American Hardware has failed to demonstrate it has a reasonable likelihood of success on its claim that Moran breached an enforceable restrictive covenant. American Hardware has also failed to establish any of the three other criteria for preliminary injunctive relief. Accordingly American Hardware's motion for a preliminary injunction on Count III is denied.


[1] American Hardware's original written motion asked for a preliminary injunction on Counts III, IV and V. But because it failed to present any evidence as to Counts IV and V at the hearing, it must be deemed to have dropped its motion for a preliminary injunction on those counts.

[2] Rule 65(a) (2) governs the effect to be given evidence adduced at the preliminary injunction hearing.

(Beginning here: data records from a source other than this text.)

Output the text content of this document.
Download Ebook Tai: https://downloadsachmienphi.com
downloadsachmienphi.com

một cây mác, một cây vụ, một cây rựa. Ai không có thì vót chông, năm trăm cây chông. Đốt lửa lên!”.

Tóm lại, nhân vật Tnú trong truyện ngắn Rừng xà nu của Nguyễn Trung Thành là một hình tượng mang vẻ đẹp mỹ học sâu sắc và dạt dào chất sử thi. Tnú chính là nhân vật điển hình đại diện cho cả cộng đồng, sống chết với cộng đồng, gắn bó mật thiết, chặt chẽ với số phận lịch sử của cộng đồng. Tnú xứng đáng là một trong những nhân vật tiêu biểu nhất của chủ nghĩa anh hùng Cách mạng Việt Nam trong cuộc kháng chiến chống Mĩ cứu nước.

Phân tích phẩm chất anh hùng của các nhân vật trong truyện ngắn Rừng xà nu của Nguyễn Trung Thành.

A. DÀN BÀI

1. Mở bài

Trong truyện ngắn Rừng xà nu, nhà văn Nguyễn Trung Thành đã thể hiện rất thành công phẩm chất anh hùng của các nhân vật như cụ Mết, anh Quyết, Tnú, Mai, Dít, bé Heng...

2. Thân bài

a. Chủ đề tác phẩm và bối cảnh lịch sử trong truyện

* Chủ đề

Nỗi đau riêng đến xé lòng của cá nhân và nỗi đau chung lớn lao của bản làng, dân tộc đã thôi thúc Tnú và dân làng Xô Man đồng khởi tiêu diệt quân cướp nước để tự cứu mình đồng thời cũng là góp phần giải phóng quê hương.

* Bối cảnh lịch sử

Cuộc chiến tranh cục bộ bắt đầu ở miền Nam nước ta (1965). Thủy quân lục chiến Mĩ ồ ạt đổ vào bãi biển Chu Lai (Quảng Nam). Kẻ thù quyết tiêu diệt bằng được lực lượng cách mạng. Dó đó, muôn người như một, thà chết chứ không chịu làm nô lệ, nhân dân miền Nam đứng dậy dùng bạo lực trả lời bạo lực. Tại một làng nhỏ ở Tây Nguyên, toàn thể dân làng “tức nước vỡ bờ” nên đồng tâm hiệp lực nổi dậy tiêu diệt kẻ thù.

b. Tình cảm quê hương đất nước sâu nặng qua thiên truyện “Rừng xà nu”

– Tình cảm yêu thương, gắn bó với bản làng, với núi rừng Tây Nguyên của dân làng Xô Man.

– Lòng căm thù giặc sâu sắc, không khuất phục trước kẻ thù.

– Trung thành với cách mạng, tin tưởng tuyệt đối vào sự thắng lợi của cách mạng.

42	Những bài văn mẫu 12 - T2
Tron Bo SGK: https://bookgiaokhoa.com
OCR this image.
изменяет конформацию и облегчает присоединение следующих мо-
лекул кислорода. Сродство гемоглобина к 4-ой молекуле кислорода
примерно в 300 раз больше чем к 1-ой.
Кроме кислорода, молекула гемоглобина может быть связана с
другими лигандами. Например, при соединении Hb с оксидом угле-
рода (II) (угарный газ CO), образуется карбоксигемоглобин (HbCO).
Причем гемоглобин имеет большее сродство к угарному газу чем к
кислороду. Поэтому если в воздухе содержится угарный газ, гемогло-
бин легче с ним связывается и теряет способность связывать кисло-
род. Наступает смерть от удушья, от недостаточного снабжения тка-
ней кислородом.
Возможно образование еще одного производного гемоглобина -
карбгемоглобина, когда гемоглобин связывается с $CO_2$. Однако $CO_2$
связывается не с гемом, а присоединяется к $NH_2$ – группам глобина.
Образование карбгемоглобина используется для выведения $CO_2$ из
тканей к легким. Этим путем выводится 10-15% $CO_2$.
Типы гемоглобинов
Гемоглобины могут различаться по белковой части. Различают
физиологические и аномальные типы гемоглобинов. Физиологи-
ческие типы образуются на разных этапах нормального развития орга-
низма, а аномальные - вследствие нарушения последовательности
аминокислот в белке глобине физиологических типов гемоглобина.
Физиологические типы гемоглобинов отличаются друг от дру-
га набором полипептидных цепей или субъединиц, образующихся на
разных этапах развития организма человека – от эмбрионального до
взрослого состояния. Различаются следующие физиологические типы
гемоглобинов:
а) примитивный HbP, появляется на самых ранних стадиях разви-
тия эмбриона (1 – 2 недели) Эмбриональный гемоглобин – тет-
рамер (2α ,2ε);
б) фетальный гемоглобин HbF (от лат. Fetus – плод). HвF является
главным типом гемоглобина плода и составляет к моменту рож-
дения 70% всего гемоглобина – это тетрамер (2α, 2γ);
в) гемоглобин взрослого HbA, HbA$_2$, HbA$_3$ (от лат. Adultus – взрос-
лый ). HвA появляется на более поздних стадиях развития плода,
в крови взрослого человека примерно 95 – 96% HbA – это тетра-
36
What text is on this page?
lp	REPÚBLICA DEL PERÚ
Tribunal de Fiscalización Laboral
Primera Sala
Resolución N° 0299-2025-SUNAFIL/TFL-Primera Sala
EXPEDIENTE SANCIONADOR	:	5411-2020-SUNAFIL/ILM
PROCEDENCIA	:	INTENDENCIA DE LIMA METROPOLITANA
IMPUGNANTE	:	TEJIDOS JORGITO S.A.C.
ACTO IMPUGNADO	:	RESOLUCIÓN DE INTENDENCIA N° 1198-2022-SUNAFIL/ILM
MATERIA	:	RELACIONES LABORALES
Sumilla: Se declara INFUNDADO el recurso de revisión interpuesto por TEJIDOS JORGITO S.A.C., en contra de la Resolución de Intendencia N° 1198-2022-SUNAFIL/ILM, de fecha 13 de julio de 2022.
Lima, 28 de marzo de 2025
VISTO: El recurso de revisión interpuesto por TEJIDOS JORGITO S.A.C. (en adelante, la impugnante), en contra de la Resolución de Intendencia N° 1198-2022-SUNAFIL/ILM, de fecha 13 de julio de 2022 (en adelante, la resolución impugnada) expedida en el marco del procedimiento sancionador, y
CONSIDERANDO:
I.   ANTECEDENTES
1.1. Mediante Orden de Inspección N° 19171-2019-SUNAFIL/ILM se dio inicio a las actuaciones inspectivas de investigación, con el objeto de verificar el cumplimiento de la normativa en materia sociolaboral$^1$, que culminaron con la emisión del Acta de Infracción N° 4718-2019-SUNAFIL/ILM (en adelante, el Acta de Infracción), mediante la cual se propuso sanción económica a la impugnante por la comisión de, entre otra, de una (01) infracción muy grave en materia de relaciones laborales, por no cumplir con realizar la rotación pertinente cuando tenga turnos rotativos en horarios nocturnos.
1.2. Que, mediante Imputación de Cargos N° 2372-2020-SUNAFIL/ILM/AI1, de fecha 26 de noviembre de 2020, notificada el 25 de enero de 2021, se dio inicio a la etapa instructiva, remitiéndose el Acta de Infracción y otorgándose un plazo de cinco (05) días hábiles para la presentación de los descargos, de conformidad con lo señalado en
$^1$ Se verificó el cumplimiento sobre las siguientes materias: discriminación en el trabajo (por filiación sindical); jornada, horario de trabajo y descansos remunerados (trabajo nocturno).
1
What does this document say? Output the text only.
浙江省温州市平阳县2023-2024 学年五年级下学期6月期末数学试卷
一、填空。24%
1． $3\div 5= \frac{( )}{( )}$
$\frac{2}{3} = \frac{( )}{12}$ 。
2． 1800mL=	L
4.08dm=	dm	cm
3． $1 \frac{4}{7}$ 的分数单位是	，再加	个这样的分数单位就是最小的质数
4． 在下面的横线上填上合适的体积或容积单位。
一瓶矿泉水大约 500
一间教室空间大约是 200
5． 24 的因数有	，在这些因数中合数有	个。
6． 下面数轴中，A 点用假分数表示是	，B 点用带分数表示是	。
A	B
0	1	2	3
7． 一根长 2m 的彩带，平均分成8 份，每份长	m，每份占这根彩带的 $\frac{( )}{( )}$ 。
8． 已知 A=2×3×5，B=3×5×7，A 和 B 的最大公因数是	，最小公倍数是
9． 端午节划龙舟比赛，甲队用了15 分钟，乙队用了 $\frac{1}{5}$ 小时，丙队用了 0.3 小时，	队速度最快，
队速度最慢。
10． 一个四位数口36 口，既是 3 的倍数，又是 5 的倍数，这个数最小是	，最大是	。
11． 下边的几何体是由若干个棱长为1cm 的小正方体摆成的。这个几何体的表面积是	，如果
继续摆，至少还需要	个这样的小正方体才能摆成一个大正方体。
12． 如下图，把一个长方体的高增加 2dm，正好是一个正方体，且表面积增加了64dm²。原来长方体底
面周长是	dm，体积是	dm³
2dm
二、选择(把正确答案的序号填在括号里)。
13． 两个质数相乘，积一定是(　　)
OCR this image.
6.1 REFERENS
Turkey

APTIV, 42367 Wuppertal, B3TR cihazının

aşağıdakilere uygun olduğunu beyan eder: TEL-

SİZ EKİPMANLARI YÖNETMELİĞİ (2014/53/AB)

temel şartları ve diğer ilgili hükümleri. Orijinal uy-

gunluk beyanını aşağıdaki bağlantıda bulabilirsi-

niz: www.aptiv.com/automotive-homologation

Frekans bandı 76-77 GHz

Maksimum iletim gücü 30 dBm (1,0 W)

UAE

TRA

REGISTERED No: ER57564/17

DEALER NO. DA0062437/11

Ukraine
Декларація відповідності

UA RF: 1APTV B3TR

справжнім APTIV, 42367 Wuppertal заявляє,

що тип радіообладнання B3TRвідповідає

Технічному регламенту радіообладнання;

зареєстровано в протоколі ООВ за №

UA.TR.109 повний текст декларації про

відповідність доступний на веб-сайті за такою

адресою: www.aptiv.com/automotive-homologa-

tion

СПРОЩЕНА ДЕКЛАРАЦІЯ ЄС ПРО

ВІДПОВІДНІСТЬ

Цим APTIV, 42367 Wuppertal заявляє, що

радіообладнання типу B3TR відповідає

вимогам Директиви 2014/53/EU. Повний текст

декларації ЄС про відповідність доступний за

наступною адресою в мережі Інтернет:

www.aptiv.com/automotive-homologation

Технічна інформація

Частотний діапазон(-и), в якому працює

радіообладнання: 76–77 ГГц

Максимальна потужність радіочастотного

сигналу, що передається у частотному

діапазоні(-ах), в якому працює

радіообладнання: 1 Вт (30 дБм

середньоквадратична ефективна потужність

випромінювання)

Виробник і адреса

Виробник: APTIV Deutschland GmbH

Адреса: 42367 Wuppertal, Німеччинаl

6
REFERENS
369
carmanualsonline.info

[3] There is a question whether, under Erie v. Tompkins principles, federal or state standards for the issuance of a preliminary injunction should govern in diversity cases. In this Court's view, so long as state law permits the issuance of an injunction for the particular substantive right at issue, federal law should provide the criteria for issuance of an injunction. See 7 Moore's Federal Practice, ΒΆ 65.18[1]. Although our own Court of Appeals has not discussed the problem, it has recited the same four standards indiscriminately in diversity and federal question cases. In any event the question does not appear to be of practical significance, because the criteria for the issuance of a preliminary injunction are nearly identical under federal and Illinois law. Compare Machlett Laboratories with McCormick v. Empire Account Services, Inc., 49 Ill.App.3d 415, 417, 7 Ill.Dec. 259, 260, 364 N.E.2d 420, 421 (1st Dist. 1977). Indeed McCormick cited Fox Valley Harvestore, Inc. v. A. O. Smith Harvestore Products, Inc., 545 F.2d 1096, 1097 (7th Cir. 1976) as authority for the proper standards to be applied in determining whether a preliminary injunction should issue.

[4] This is a tort or breach of contract diversity action in which all defendants' allegedly unlawful acts occurred in Illinois. Accordingly under Illinois choice of law principles Illinois substantive law applies to this action.

[5] Expiration dates are not the only time a customer is ripe for solicitation. Moran, not using any knowledge of such dates, called on a number of customers "out of season" and was successful in obtaining their business. All a customer loses on switching coverage during a policy term is the "short-rate" differential (normally the cost for the expired portion of the policy is 110% of a straight pro-rata charge). Where American Hardware's premiums are considerably higher than its competitors', the customer is obviously willing to bear the slight extra cost to obtain an even greater economic advantage.

[6] As the court noted in Hydroaire, 98 Ill.App.3d at 767, 55 Ill.Dec. at 938, 424 N.E.2d at 726:

Having failed to establish a protectible interest, a fortiori, plaintiff cannot show that it suffered irreparable injury ... or that it lacks an adequate remedy at law.

Nonetheless American Hardware's independent failure to satisfy the second prong of the preliminary injunction test merits discussion.

[7] Even to prove damages at an eventual trial on the merits American Hardware would have to demonstrate it was Moran's actions not the increase in premium costs that caused it to lose business. Thus its increased premium costs also decrease American Hardware's chance of success on the merits.